Outsourcing in Bulgarien

Die wirtschaftliche Entwicklung Bulgariens hat ungefährt ab dem Jahr 2000 an Fahrt gewonnen. Seitdem zeigt Bulgarien eine enorme Dynamik, reagiert aber hierbei auch auf konjunkturelle Eintrübungen in den wesentlichen europäischen Volkswirtschaften.

Dominierender Treiber sind die Investitionen ausländischer Firmen, vor allen in den Bereichen Outsourcing (BPO, IT-Services, Call Center), Handel und im Immobiliensektor. Bleiben diese Investitionen aus, wie 2009 bis 2011, verursacht durch die globale Banken- und Finanzkrise, so leidet auch Bulgarien darunter.

Bulgarien wird teurer

Das Preisniveau hat genauso wie das Lohnniveau auf Westeuropa aufgeholt, liegt aber immer noch merklich darunter. Dies hat inbesondere einen Einfluss auf Wirtschaftssektoren mit einer traditionell niedrigen Produktivität, wie etwa die Textilindustrie. Hier muss sich Bulgarien mit „Low-Cost“-Standorten wie Indien, Bangladesch, Vietnam und der Ukraine messen. Der staatlich verordnete Mindestlohn, der für viele bulgarische Näherinnen de-facto ein verordnetes Standardgehalt darstellt, wurde fortlaufend angehoben, und das deutlich über der Inflationsrate.
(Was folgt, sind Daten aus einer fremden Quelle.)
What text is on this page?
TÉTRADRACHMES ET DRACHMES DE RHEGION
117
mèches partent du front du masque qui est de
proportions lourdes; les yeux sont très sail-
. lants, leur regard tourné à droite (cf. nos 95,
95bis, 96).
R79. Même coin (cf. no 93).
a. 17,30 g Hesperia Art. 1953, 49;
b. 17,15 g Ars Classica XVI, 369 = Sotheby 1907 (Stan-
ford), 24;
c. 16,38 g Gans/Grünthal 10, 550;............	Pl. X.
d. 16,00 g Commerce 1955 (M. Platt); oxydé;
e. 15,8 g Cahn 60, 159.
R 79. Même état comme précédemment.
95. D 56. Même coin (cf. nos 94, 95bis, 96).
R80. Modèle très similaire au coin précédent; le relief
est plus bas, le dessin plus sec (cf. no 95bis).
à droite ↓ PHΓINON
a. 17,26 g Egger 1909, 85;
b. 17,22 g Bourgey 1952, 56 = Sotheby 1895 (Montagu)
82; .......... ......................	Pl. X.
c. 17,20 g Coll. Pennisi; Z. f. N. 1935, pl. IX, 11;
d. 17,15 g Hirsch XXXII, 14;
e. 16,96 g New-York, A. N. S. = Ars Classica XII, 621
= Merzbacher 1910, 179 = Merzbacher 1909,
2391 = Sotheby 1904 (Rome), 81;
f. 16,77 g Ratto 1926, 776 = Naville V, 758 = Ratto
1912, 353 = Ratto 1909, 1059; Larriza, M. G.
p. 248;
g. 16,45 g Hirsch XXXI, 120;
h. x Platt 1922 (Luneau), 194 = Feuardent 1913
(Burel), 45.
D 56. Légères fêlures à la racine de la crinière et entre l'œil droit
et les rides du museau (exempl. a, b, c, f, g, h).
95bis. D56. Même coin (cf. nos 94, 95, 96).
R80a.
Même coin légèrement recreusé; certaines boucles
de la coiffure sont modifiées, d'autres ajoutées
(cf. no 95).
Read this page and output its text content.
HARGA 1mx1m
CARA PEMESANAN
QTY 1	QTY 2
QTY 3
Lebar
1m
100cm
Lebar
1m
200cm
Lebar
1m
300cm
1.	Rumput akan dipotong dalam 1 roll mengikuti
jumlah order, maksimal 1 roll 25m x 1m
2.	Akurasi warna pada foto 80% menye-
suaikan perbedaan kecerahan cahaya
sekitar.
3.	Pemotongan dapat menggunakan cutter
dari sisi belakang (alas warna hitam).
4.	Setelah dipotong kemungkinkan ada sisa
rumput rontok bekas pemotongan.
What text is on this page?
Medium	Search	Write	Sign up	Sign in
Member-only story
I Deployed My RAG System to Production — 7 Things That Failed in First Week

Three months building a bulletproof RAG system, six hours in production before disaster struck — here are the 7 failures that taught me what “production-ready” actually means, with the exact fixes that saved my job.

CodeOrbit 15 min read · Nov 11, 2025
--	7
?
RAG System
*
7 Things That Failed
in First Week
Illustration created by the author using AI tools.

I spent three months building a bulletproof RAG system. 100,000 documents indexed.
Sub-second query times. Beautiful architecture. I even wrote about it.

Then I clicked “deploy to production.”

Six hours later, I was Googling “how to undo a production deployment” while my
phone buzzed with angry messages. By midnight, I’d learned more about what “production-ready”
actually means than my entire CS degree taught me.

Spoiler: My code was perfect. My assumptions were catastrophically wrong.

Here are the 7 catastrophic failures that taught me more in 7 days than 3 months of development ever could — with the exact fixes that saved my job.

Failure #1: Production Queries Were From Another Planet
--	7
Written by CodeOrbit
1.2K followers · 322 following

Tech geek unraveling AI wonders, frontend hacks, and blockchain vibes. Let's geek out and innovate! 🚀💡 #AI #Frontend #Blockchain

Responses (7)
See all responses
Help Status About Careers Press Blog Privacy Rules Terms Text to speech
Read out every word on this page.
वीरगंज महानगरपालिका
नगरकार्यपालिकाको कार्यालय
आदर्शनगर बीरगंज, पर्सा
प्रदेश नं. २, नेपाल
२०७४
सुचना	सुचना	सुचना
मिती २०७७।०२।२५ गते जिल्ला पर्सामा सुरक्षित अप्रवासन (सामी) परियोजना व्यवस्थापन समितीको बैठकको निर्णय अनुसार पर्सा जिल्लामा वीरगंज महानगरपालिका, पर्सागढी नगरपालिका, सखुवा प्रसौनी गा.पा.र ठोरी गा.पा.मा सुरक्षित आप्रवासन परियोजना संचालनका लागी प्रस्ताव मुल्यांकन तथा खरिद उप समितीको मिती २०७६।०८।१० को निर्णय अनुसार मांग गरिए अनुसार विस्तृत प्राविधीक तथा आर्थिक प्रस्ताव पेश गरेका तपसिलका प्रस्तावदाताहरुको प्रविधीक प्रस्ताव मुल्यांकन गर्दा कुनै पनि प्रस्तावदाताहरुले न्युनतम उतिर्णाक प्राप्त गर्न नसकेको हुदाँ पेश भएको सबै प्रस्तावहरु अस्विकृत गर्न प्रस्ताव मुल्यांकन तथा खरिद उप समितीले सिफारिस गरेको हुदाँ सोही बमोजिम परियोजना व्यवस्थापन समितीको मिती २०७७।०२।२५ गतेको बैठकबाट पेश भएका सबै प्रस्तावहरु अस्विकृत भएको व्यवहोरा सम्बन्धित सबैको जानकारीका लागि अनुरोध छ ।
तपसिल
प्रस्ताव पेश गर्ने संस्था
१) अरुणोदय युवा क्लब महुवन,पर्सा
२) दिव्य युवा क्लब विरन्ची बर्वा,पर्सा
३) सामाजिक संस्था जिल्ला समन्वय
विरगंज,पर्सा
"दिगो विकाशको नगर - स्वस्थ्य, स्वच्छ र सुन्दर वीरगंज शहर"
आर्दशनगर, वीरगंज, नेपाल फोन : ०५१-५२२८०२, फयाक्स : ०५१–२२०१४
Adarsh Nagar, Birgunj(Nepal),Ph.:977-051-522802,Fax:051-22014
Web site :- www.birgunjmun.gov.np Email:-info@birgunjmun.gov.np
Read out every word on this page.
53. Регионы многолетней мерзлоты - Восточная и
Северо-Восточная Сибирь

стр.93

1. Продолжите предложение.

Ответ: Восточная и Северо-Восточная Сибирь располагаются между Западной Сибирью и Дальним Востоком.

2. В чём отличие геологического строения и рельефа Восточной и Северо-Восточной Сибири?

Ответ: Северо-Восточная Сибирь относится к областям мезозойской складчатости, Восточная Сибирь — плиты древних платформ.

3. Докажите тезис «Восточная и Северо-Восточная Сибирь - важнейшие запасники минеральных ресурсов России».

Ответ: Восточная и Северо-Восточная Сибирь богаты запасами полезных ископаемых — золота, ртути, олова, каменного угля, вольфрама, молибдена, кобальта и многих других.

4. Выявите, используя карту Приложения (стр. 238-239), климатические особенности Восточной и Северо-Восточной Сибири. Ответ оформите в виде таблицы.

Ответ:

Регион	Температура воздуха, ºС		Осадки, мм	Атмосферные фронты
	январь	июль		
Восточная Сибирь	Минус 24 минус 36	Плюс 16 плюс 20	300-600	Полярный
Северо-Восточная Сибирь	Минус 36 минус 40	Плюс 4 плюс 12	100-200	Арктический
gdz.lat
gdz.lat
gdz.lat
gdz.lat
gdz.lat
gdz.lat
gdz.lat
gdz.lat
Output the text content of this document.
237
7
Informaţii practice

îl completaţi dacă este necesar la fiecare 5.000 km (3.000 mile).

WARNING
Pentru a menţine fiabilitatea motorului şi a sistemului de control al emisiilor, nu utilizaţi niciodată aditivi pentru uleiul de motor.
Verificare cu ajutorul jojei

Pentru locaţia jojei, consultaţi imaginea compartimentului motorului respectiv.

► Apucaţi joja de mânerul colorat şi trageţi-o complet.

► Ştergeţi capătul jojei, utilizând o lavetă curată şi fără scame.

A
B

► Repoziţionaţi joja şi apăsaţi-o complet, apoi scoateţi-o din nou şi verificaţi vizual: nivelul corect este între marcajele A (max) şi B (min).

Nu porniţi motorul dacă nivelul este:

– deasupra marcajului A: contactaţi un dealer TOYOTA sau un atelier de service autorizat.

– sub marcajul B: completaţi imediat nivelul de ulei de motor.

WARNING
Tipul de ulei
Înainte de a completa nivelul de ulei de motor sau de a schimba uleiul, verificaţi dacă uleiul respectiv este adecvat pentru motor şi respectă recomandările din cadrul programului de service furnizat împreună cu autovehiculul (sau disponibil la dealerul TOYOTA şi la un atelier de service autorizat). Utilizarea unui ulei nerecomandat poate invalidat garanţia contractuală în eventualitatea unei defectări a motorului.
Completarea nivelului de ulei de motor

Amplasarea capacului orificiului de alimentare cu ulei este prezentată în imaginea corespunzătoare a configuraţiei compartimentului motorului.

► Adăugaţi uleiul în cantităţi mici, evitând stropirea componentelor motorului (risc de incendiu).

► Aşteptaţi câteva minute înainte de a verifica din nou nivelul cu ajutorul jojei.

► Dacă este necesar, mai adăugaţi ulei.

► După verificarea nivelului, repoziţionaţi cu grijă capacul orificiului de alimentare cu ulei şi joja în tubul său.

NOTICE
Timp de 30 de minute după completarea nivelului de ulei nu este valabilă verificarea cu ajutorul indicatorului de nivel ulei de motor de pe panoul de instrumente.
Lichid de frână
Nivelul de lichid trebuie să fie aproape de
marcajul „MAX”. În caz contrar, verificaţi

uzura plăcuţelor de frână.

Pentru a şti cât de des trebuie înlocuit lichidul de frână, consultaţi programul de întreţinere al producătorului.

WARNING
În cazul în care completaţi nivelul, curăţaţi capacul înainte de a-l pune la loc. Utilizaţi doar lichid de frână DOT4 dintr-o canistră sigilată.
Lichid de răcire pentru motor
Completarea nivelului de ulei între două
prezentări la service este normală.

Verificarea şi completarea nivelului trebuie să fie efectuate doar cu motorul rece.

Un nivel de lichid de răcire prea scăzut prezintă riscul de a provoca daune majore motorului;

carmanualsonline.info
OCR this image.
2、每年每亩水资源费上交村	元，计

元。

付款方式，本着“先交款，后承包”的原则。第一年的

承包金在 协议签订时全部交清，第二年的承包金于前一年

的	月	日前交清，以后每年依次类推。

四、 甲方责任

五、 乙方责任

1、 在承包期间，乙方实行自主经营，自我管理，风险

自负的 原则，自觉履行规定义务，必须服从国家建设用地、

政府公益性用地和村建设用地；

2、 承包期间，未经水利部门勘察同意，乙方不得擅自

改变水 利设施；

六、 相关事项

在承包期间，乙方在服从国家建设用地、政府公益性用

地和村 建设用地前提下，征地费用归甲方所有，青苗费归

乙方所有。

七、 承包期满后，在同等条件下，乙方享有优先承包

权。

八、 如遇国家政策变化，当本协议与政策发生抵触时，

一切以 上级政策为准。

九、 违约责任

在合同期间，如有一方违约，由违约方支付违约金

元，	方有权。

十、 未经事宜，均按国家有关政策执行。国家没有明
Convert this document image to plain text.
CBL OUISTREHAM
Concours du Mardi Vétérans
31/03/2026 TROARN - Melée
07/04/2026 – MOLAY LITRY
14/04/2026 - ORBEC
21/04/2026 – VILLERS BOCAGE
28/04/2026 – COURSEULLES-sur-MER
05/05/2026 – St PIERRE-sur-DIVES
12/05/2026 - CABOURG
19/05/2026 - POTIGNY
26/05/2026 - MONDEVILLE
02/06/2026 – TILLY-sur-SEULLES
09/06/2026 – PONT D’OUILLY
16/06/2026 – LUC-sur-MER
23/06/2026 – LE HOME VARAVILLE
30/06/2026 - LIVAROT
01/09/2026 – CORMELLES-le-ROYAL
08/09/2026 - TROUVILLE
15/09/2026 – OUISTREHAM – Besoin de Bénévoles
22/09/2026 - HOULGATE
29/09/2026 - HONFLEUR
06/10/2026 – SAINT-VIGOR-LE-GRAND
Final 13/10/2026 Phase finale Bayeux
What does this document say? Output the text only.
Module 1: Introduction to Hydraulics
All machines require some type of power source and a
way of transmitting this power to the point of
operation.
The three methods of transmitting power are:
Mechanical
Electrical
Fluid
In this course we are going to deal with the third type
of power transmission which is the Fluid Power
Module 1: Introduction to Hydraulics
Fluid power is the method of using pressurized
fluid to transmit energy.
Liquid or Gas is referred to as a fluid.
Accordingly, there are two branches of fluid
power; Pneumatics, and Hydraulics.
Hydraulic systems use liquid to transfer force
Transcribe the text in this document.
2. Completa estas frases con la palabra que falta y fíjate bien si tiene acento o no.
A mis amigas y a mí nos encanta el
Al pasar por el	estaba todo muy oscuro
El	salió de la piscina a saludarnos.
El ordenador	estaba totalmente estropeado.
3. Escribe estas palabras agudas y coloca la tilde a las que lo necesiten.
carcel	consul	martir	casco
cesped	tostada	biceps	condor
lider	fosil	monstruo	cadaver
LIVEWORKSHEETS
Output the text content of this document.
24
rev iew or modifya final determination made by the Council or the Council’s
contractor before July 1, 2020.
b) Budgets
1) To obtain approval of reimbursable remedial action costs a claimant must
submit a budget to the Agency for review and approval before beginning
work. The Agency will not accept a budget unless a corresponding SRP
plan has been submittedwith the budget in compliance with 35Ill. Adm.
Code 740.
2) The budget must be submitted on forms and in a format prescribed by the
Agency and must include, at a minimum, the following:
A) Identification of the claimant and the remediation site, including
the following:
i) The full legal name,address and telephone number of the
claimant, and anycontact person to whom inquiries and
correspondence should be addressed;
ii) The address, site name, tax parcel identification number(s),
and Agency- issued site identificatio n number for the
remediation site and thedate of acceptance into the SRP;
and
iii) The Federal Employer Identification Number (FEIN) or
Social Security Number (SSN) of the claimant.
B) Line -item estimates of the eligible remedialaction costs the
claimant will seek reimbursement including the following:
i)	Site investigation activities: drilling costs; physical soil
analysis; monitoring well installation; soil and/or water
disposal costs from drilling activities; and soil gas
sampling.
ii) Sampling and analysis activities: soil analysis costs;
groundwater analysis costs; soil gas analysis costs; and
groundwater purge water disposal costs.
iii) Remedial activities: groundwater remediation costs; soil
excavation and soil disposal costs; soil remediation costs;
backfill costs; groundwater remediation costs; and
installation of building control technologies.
Dadurch sind Investitionen in diesen Bereich unwirtschaftlicher geworden, manche Unternehmen mussten ihren Betrieb gleich ganz einstellen.

Für die Outsourcingindustrie stellt der steigende Mindestlohn keinen Grund zur Sorge dar, hier wird ohnehin deutlich mehr gezahlt. Doch immer neue Unternehmen, die sich vor allem in den universitäten Zentren ansiedeln, haben hier zu Lohnsteigerungen geführt. Dem steht eine zwar gut ausgebildete, aber – aufgrund der geburtenschwachen Jahrgänge der 1990er Jahre – kleiner werdende Gruppe von Jobeinsteigern gegenüber. Und diesen ergeben sich durch die EU-Mitgliedschaft Bulgariens und die „Magnetwirkung“ von großen Volkswirtschaften wie der deutschen auch interessante Karriereperspektiven im Ausland.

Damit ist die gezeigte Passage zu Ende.